Teen busted for human smuggling after high-speed chase through Gila Valley

Picture for illustrative purposes: Authorities chased an orange Camaro through town as it raced more than 100 mph with a load of illegal immigrants. The driver was a teenager solicited through social media.

Another teen recruited for smuggling off social media

By Jon Johnson

jonjohnsonnews@gmail.com

GRAHAM COUNTY – An 18-year-old man was arrested and booked into the Graham County Adult Detention Facility on Monday after leading multiple law enforcement agencies on a high-speed chase during a human smuggling attempt. 

Angel Antonio Rios-Borgetti, 18, of Tolleson, Arizona, was booked on charges of endangerment, human smuggling, participating in a human smuggling operation, and unlawful flight from pursuing law enforcement.

Five undocumented immigrants were located in the Camaro – two of them in the vehicle’s trunk. The immigrants included two females and three males and were dressed in camouflage with carpet covers wrapped over their shoes.  

Borgetti told the arresting officer that he saw an ad on social media that said he would be paid $1,000 per person he picked up and took to Phoenix. He said he needed the money, ironically, because he couldn’t pay his monthly car payment on the vehicle he just wrecked running from the police.

Over that past month, several smuggling attempts have been thwarted as they travel through the Gila Valley, and multiple times the drivers have been teenagers who were brought in by a social media ad of fast money for little effort.   

According to a Thatcher Police report, an officer was working Operation Stone Garden – which pays local officers for increased patrol for border security – when an alert came over dispatch at about 4:52 p.m. to be on the lookout for an orange Chevy Camaro being pursued by the Arizona Department of Public Safety and a helicopter. 

The officer responded to the area of mile marker 117 and saw the Camaro barreling north with the helicopter in tow. 

The officer turned and began to pursue the Camaro, which was reportedly traveling at roughly 95 mph in a 55 mph zone. The Camaro then ran a red light at the intersection of Discovery Park Boulevard and nearly struck a westbound vehicle. 

The Camaro then turned west onto 20th Street and sped through the stop sign at 8th Avenue before turning north onto 14th Avenue. The officer reported the Camaro then raced through the stop sign at Relation Street at 100 mph. Directly to the north are Safford High School and Ruth Powell Elementary School. 

Contributed Photo/Courtesy GCSO: Angel Borgetti, 18, of Tolleson, Arizona, was booked into the Graham County Adult Detention Faciity on charges of endangerment, human smuggling, participating in a human smuggling operation, and unlawful flight from pursuing law enforcement.

The Camaro ran the light at Highway 70 and headed westbound through Thatcher, Central, and Pima as he was tailed by numerous law enforcement vehicles. Officers attempting to catch up to the Camaro reported traveling at 115 mph as the car passed other highway traffic erratically on the right and left.  
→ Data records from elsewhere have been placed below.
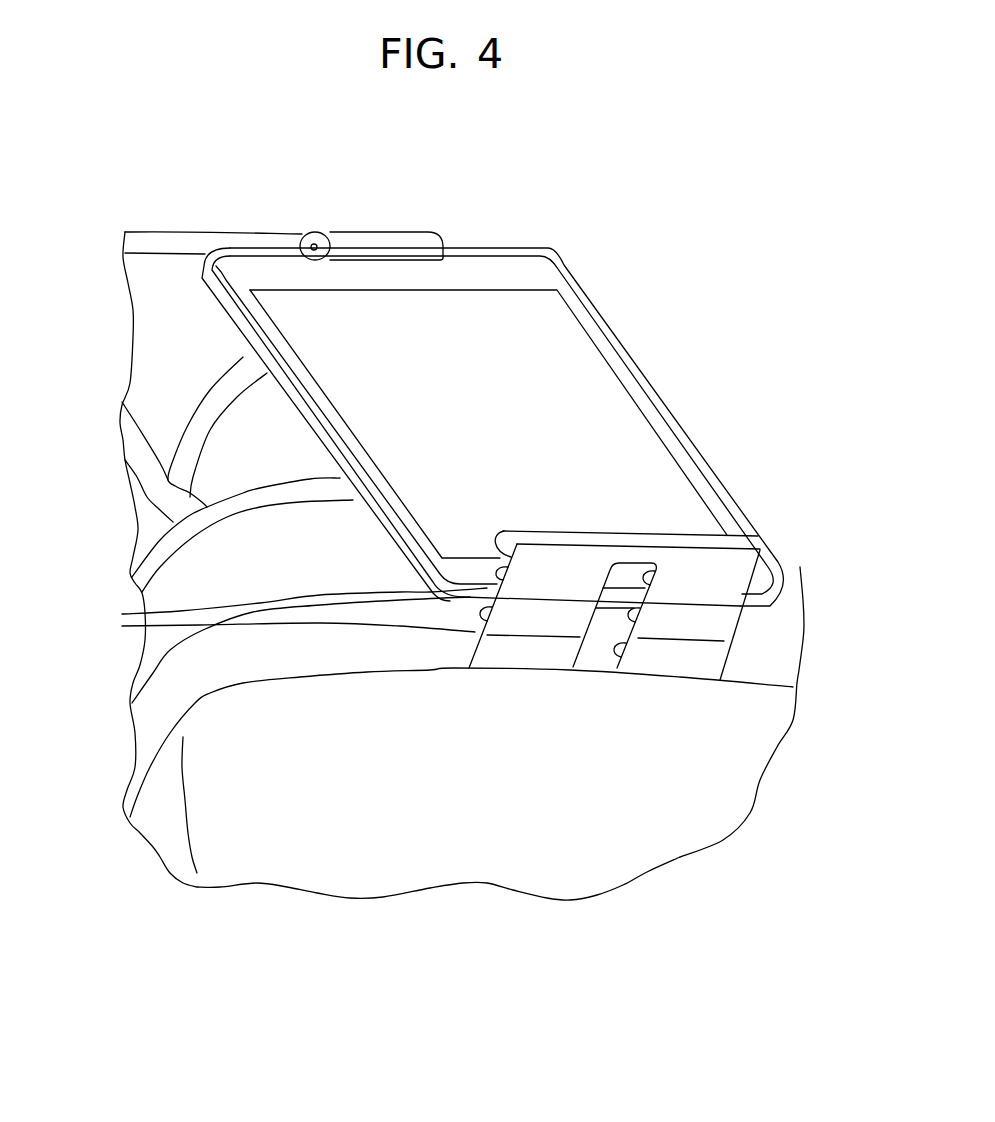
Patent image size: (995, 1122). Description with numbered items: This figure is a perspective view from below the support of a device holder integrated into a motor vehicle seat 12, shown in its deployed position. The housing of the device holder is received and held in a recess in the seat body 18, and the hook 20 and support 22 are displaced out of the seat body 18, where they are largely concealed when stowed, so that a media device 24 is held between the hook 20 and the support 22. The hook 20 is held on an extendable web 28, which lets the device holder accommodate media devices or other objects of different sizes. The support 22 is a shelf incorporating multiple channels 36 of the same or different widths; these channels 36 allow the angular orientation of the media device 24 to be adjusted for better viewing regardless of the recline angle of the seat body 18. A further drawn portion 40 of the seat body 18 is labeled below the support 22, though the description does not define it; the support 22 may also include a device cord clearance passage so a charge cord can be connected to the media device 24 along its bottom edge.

The motor vehicle seat 12 is at (175, 670).
The seat body 18 is at (223, 843).
The hook 20 is at (392, 242).
The support 22 is at (697, 540).
The media device 24 is at (597, 367).
The extendable web 28 is at (597, 645).
The channels 36 is at (493, 528).
The fold portion 40 is at (730, 737).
An Arizona Department of Public Safety officer deployed stop sticks on the highway west of Pima, but the Camaro continued to pass vehicles while traveling on the shoulder with two flat tires at nearly 100 mph. 

The Camaro eventually wrecked on the shoulder west of the turnoff for Bonita/Klondike, at about mile marker 312. Borgetti and the occupants in the cabin all exited the vehicle prior to officers’ arrival but were quickly apprehended at gunpoint by officers with the Pima and Thatcher Police Departments and deputies with the Graham County Sheriff’s Office. Two occupants were found in the trunk.  

When questioned, Borgetti said that after answering the ad on social media a man gave him an address to pick up the five immigrants near Douglas and he used his GPS to find the location. Shortly afterward, a Border Patrol vehicle passed the group and turned around. Borgetti said that spooked him and caused him to run.